Cation- and Peptide-Binding Properties of Human Calmodulin-like Skin Protein

• Published in: Biochemistry (Easton) Vol. 41; no. 17; pp. 5439 - 5448
• Main Authors: Durussel, Isabelle, Méhul, Bruno, Bernard, Dominique, Schmidt, Rainer, Cox, Jos A
• Format: Journal Article
• Language: English
• Published: United States American Chemical Society 30.04.2002
• Subjects: Binding Sites; Calcium - metabolism; Calcium-Binding Proteins - chemistry; Calcium-Binding Proteins - metabolism; Calmodulin - metabolism; Cations, Divalent - metabolism; Circular Dichroism; Electrophoresis, Polyacrylamide Gel; Fluorescent Dyes - chemistry; Humans; Magnesium - metabolism; Melitten - chemistry; Melitten - metabolism; Naphthalenesulfonates - chemistry; Peptide Fragments - chemistry; Peptide Fragments - metabolism; Protein Binding; Protein Structure, Secondary; Protein Structure, Tertiary; Skin - enzymology; Skin - metabolism; Spectrometry, Fluorescence; Spectrophotometry, Ultraviolet; Transglutaminases - chemistry; Transglutaminases - metabolism; Tryptophan - chemistry; Tyrosine - chemistry
• ISSN: 0006-2960; 1520-4995
• DOI: 10.1021/bi016062z

Human CLSP, a new Ca2+-binding protein specifically expressed in differentiated keratinocytes, is a 15.9 kDa, four EF-hand containing protein with 52% sequence identity to calmodulin (CaM).

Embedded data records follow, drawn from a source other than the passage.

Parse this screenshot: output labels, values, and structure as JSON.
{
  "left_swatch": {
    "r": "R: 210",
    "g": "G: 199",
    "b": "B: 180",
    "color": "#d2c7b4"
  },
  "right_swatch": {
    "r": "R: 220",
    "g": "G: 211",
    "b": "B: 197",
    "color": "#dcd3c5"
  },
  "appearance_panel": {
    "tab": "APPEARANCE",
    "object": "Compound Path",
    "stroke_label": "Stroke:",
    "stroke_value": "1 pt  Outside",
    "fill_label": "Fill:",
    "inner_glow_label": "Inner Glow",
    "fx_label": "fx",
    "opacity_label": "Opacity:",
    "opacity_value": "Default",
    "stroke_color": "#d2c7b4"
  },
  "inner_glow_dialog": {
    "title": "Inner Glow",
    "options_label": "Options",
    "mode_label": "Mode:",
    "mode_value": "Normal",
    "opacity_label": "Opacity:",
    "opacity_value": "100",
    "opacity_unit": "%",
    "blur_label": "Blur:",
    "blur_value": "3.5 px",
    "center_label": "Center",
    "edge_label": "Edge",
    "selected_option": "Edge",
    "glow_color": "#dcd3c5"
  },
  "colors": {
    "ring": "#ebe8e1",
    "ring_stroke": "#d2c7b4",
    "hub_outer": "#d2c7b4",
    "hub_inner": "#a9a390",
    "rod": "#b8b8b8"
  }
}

The protein binds four Ca2+ ions at two pairs of sites with [Ca2+]0.5 values of 1.2 and 150 μM, respectively. Mg2+ at millimolar concentrations strongly decreases the affinity for Ca2+ of the two high-affinity sites, but has no effect on the low-affinity sites. The protein can also bind two Mg2+ ([Mg2+]0.5 = 57 μM) at the sites of high Ca2+ affinity. Thus, as fast skeletal muscle troponin C (TnC), CLSP possesses two high-affinity Ca2+−Mg2+ mixed sites and two low-affinity Ca2+-specific sites. Studies on the isolated recombinant N- (N-CLSP) and C-terminal half domains of CLSP (C-CLSP) revealed that, in contrast to the case of TNC, the high-affinity Ca2+−Mg2+ mixed sites reside in the N-terminal half. The binding of cations modifies the intrinsic fluorescence of the two Tyr residues. Upon Ca2+ binding, hydrophobicity is exposed at the protein surface that can be monitored with a fluorescent probe. The Ca2+-dependency of the two conformational changes is biphasic in the absence of Mg2+, but monophasic in the presence of 2 mM Mg2+, both corresponding closely to direct binding of Ca2+ to CLSP. In the presence of Ca2+, human CLSP forms a high-affinity 1:1 complex with melittin, a natural peptide considered to be a model for the interaction of CaM with its targets. In the complex, CLSP binds Ca2+ with high affinity to all four binding sites. Isolated N- and C-CLSP show only a weak interaction with melittin, which is enhanced when both halves are simultaneously presented to the model peptide.